Typically, when you begin developing a graph application, you are using a single machine. In this model, the entire graph is on one machine. If the graph is small (data size wise) and the transactional load is low (not a massive amount of read/writes), then when you go into production, you simply add replication for high availability. With non-distributed replication, the data is fully copied to the other machines and if any one machine goes down, the others are still available to serve requests. Again, note that in this situation your data is not partitioned/distributed, just replicated.

Next, as your graph grows in size (beyond the memory and HD space of a single machine), you need to start thinking about distribution. With distribution, you partition your graph over a multi-machine cluster and (to ensure high availability) make sure you have some data redundancy (e.g. replication factor 3).

From single server to distributed cluster: http://thinkaurelius.com/2013/03/30/titan-server-from-a-single-server-to-a-highly-available-cluster/

There are two ways to partition data in Titan currently:

Random partitioning: Vertices and their co-located incident edges are distributed amongst the cluster. That is, a vertex and its incident edges form a "bundle of data" and exist together on a machine. Random partitioning ensures that the cluster is properly balanced so no one machine is maintaining all the data. A simple distribution strategy that is generally effective.
User directed partitioning: A vertex (and its incident edges) is assigned to a partition (this partition ultimately represents a machine -- though not fully true because of replication and the same data existing on multiple machines). User directed partitioning is useful for applications that understand the topology of their domain. For example, you may know that there are few edges between people of different universities than there are between people of the same university. Thus, a smart partition would be based on university. This ensures proper vertex-vertex colocation and reduces multi-machine hoping to solve a traversal. The drawback is you want to make sure your cluster isn't too unbalanced (all the data on one partition).

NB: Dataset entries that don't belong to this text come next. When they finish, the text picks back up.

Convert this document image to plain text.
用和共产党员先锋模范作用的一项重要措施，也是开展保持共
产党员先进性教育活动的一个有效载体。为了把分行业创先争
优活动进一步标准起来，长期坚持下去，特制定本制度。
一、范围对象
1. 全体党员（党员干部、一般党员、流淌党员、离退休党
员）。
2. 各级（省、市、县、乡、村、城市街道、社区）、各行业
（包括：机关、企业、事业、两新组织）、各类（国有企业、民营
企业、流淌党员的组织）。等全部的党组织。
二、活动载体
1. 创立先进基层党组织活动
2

At the end of the day, the whole story is about co-location. Can you ensure that co-retrieved data is close in physical space?

http://thinkaurelius.com/2013/07/22/scalable-graph-computing-der-gekrummte-graph/

Finally, note that Titan allows for parallel reads (and writes) using Faunus (http://faunus.thinkaurelius.com). Thus, if you have an OLAP question that requires scanning the entire graph, then Titan's co-location model is handy as a vertex and its edges is a sequential read from disk. Again, the story remains the same -- co-location in space in accordance with co-retrieval in time.

http://thinkaurelius.com/2012/11/11/faunus-provides-big-graph-data-analytics/